Equilibrium occurs when the forward and reverse reaction rates are equal, and catalysts change reaction rates.  So what effect does a catalyst have on a reaction's rate?
 
 

One of the major factors affecting the rate constant (k) for a reaction is activation energy.  Since an equilibrium occurs when two processes are in opposition, there are always two rate constants -- one for the forward, and one for the reverse reaction.  As can be seen in this diagram, the activation energy in the forward (R  P) direction is not the same as the activation energy in the reverse (R  P) direction.  Therefore  kf does not normally equal kr.

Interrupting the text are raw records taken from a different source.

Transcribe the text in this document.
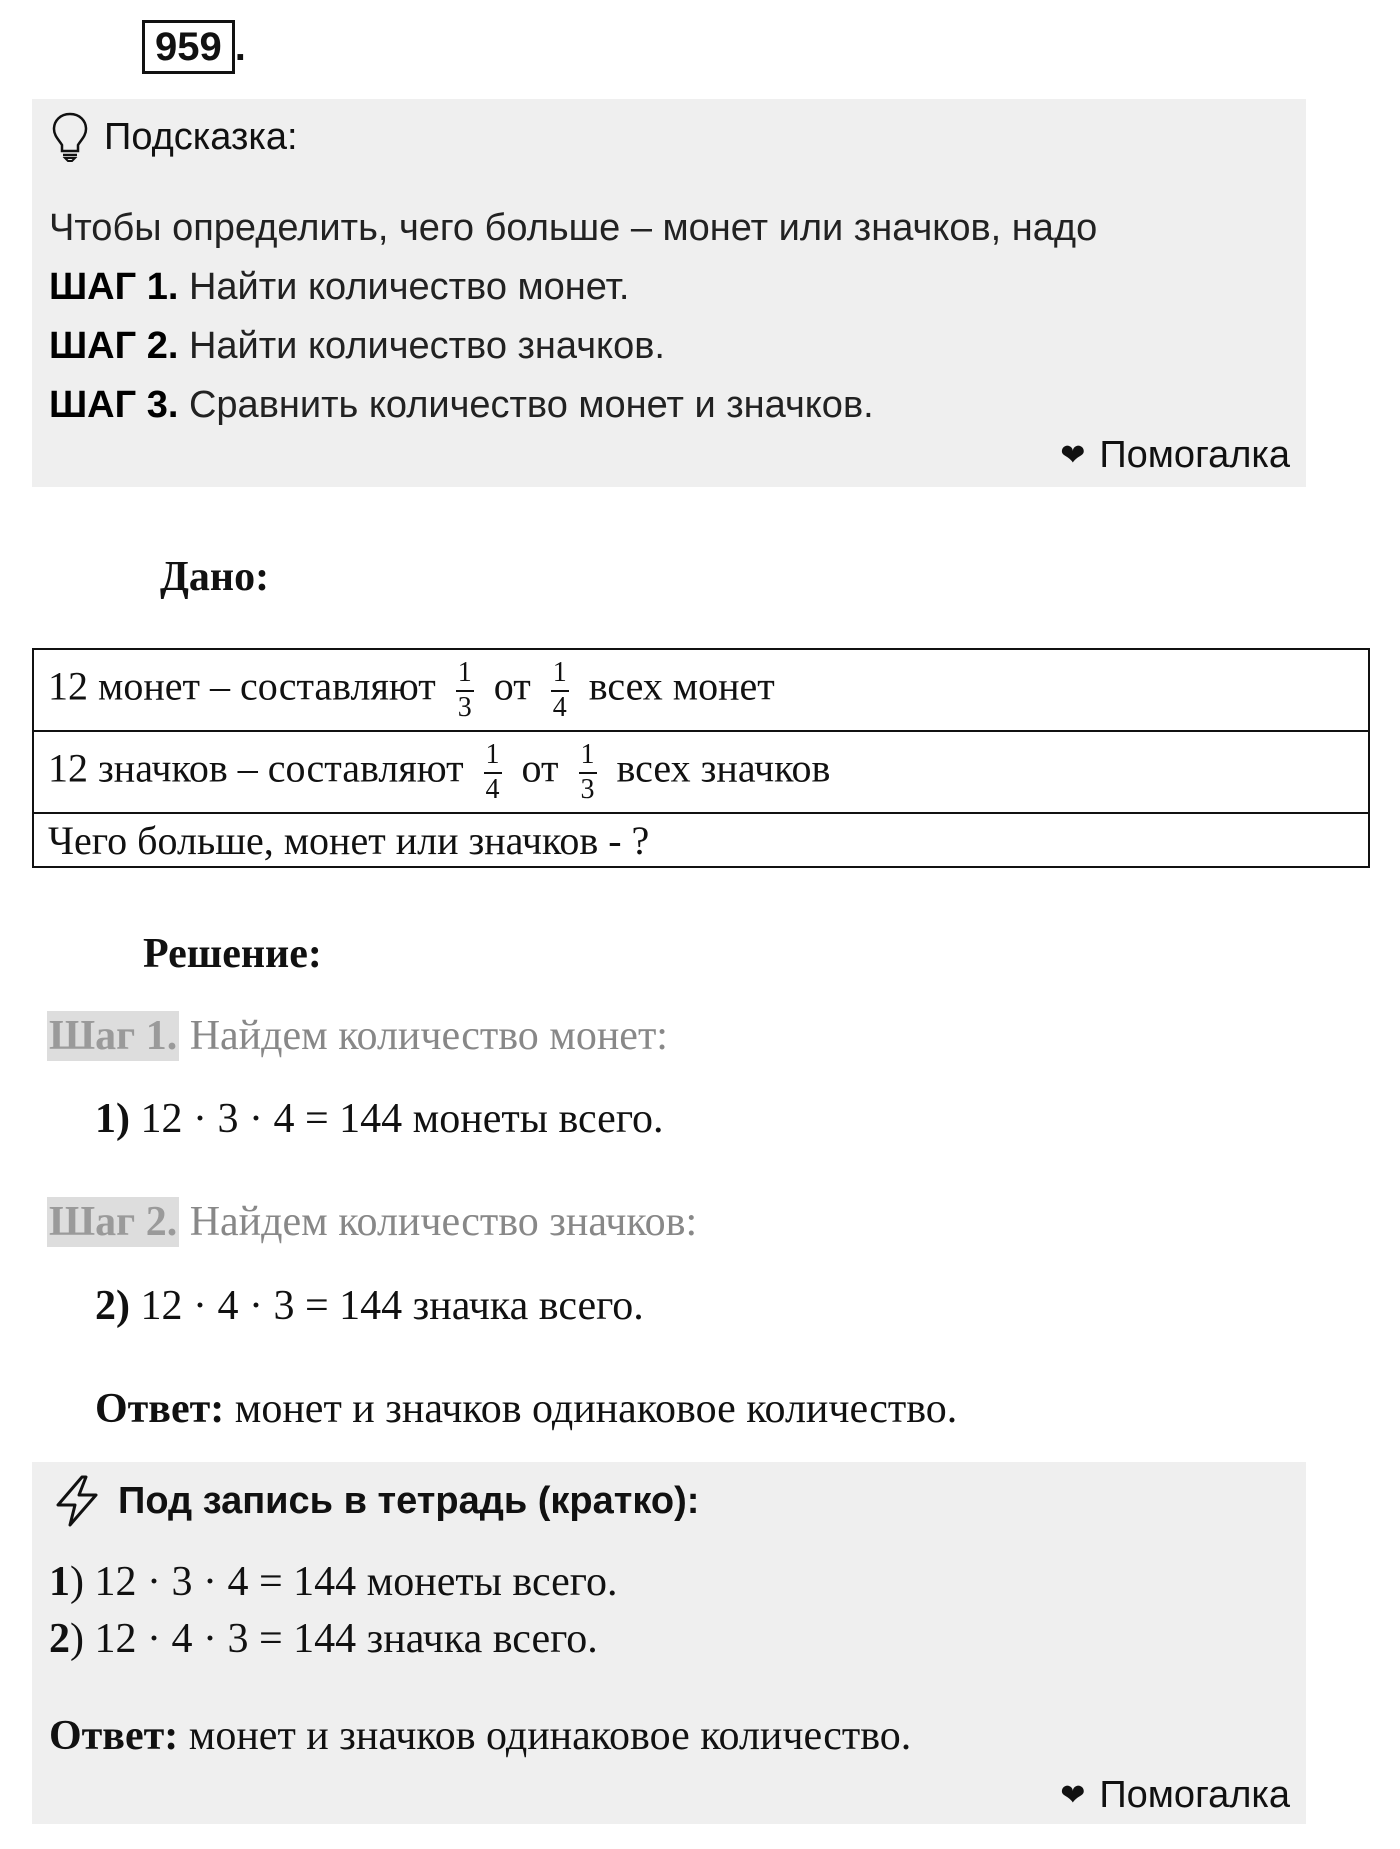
959 .
Подсказка:
Чтобы определить, чего больше – монет или значков, надо
ШАГ 1. Найти количество монет.
ШАГ 2. Найти количество значков.
ШАГ 3. Сравнить количество монет и значков.
❤ Помогалка
Дано:
12 монет – составляют $\frac{1}{3}$ от $\frac{1}{4}$ всех монет
12 значков – составляют $\frac{1}{4}$ от $\frac{1}{3}$ всех значков
Чего больше, монет или значков - ?
Решение:
Шаг 1. Найдем количество монет:
1) 12 · 3 · 4 = 144 монеты всего.
Шаг 2. Найдем количество значков:
2) 12 · 4 · 3 = 144 значка всего.
Ответ: монет и значков одинаковое количество.
Под запись в тетрадь (кратко):
1) 12 · 3 · 4 = 144 монеты всего.
2) 12 · 4 · 3 = 144 значка всего.
Ответ: монет и значков одинаковое количество.
❤ Помогалка
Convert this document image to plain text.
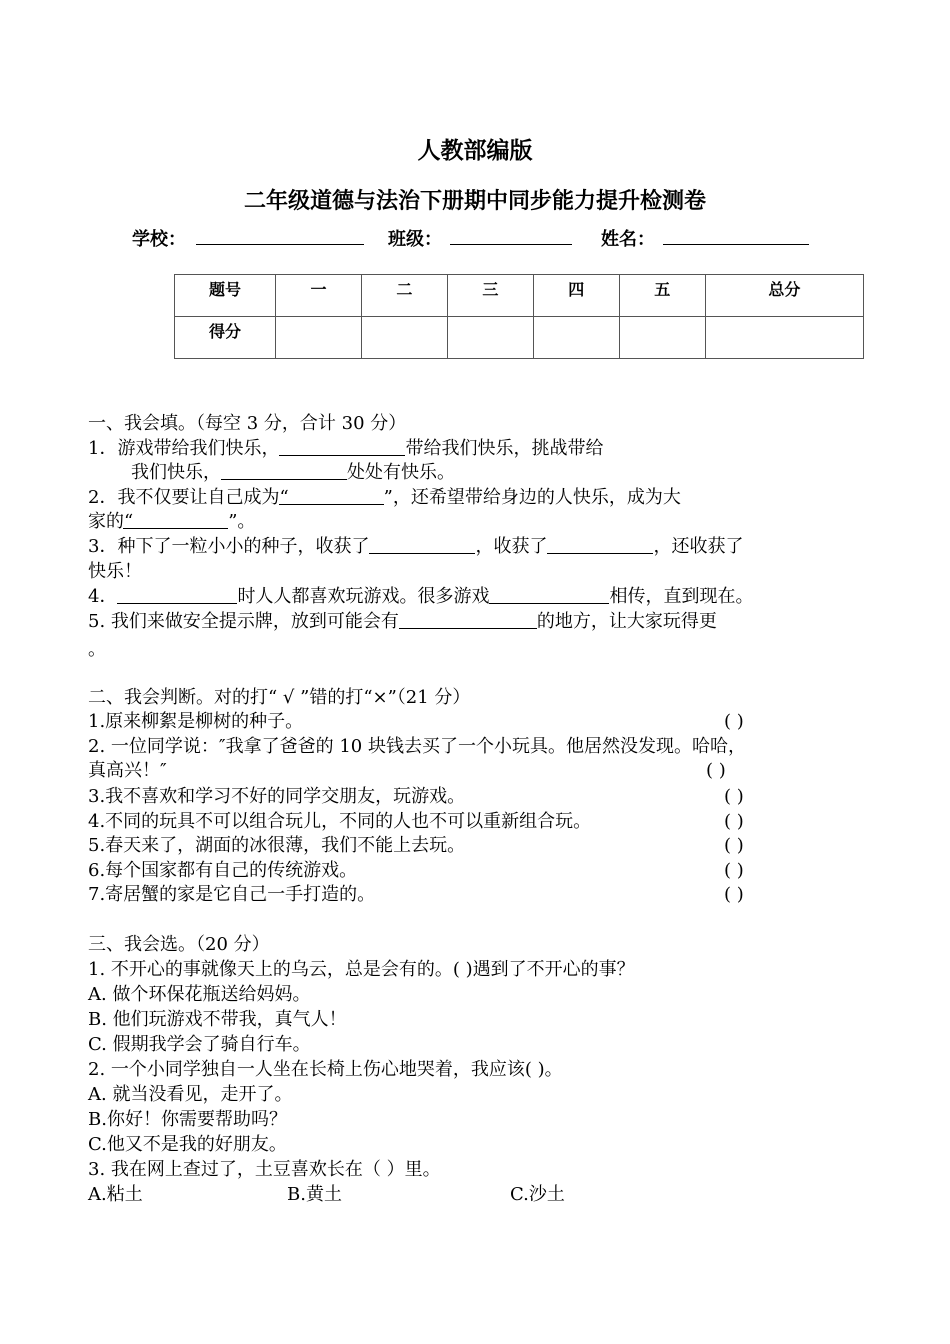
人教部编版
二年级道德与法治下册期中同步能力提升检测卷
学校：	班级：	姓名：
题号	一	二	三	四	五	总分
得分						
一、我会填。（每空 3 分，合计 30 分）
1．游戏带给我们快乐，	带给我们快乐，挑战带给
我们快乐，	处处有快乐。
2．我不仅要让自己成为“	”，还希望带给身边的人快乐，成为大
家的“	”。
3．种下了一粒小小的种子，收获了	，收获了	，还收获了
快乐！
4．	时人人都喜欢玩游戏。很多游戏	相传，直到现在。
5. 我们来做安全提示牌，放到可能会有	的地方，让大家玩得更
。
二、我会判断。对的打“ √ ”错的打“×”（21 分）
1.原来柳絮是柳树的种子。	( )
2. 一位同学说：″我拿了爸爸的 10 块钱去买了一个小玩具。他居然没发现。哈哈，
真高兴！″	( )
3.我不喜欢和学习不好的同学交朋友，玩游戏。	( )
4.不同的玩具不可以组合玩儿，不同的人也不可以重新组合玩。	( )
5.春天来了，湖面的冰很薄，我们不能上去玩。	( )
6.每个国家都有自己的传统游戏。	( )
7.寄居蟹的家是它自己一手打造的。	( )
三、我会选。（20 分）
1. 不开心的事就像天上的乌云，总是会有的。( )遇到了不开心的事？
A. 做个环保花瓶送给妈妈。
B. 他们玩游戏不带我，真气人！
C. 假期我学会了骑自行车。
2. 一个小同学独自一人坐在长椅上伤心地哭着，我应该( )。
A. 就当没看见，走开了。
B.你好！你需要帮助吗？
C.他又不是我的好朋友。
3. 我在网上查过了，土豆喜欢长在（ ）里。
A.粘土	B.黄土	C.沙土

The effect of a catalyst is to provide a new pathway that has a lower activation energy (in the diagram the catalyzed pathway is shown in green, and the uncatlayzed activation energies have been slightly dimmed.  The critical point is that the reduction in activation energy is exactly the same for both directions.  A catalyst makes it equally easy for the reaction to go faster in the forward direction, and in the reverse direction.

 
To see what effect a catalyst will have on an equilibrium, load this Excel simulation onto your computer, and then run it.  This simulation calculates and plots both an uncatalyzed and catalyzed reaction at the same time.  Use the simulation¹ to do the following:

1. Observe when equilibrium is achieved in the uncatalyzed reaction.  What is the equilibrium concentration of the cis- and trans-2-butene?  What is the value of the equilibrium constant, K_eq?

2. Add a catalyst that reduces the activation energy by 10 kJ.  Repeat the same observations made in question 1.

3. Repeat, this time adding a catalyst the reduces the activation energy even more.  What are the results?

4. Summarize what the effect of a catalyst is on the time required to reach equilibrium, the value of K_eq, and the equilibrium concentrations.